English-speaking Cameroonians are burying 30 members of their community who were killed Thursday in the northwestern town of Pinyin. The government has not issued a statement but residents say the military stormed a local hotel, claiming some people had been taken hostage by suspected armed separatists fighting for the Independence of the English-speaking regions of Cameroon. The residents say the military then killed everyone they saw.
Hundreds mourn their dead and seek to identify corpses being removed by villagers from a local inn in Cameroon’s northwestern town of Pinyin. Among them is 54-year-old Angelica Muluh who has just identified the body of her 24-year- old son.
She said she does not understand what has befallen them that their children are being killed like flies. She said she has allowed everything into the hands of God who alone will judge and punish all evil doers, but that she knows her son did not commit any crime to be killed at his young age.
Achiri Jonas, an elder in Menka, one of the villages that make up Pinyin, said the 27 corpses they have counted should be buried immediately so they do not decompose and cause health problems to the villagers.
“These corpses have to be transferred to their various homes.
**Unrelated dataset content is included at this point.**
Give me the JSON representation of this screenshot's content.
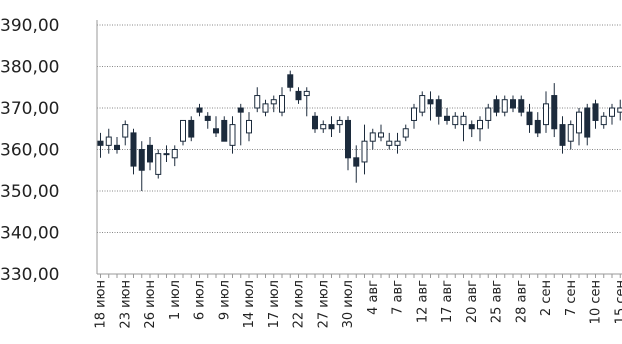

Both girls and boys,” said Jonas.
Some residents said on Thursday, May 23, a group of five boys forcefully occupied the Star inn in Menka, claiming to be fighting for the independence of the English-speaking from the French- speaking regions of Cameroon and started kidnapping people, stealing, extorting, looting and harassing locals. They said Cameroon military invaded the premises and gunned down every one they saw.
In a news release circulated on social media, Cameroon military spokesperson Colonel Didier Badjeck said the people he describes as terrorists were killed after they had engaged in a fire fight with the military.
Violence broke out in the English-speaking north west and south west regions of Cameroon in November 2016 when a strike by English-speaking lawyers and teachers against what they described a marginalization by the French-speaking majority in the bilingual country degenerated into calls for secession. In November 2017, president Paul Biya declared war on the separatists calling them terrorists.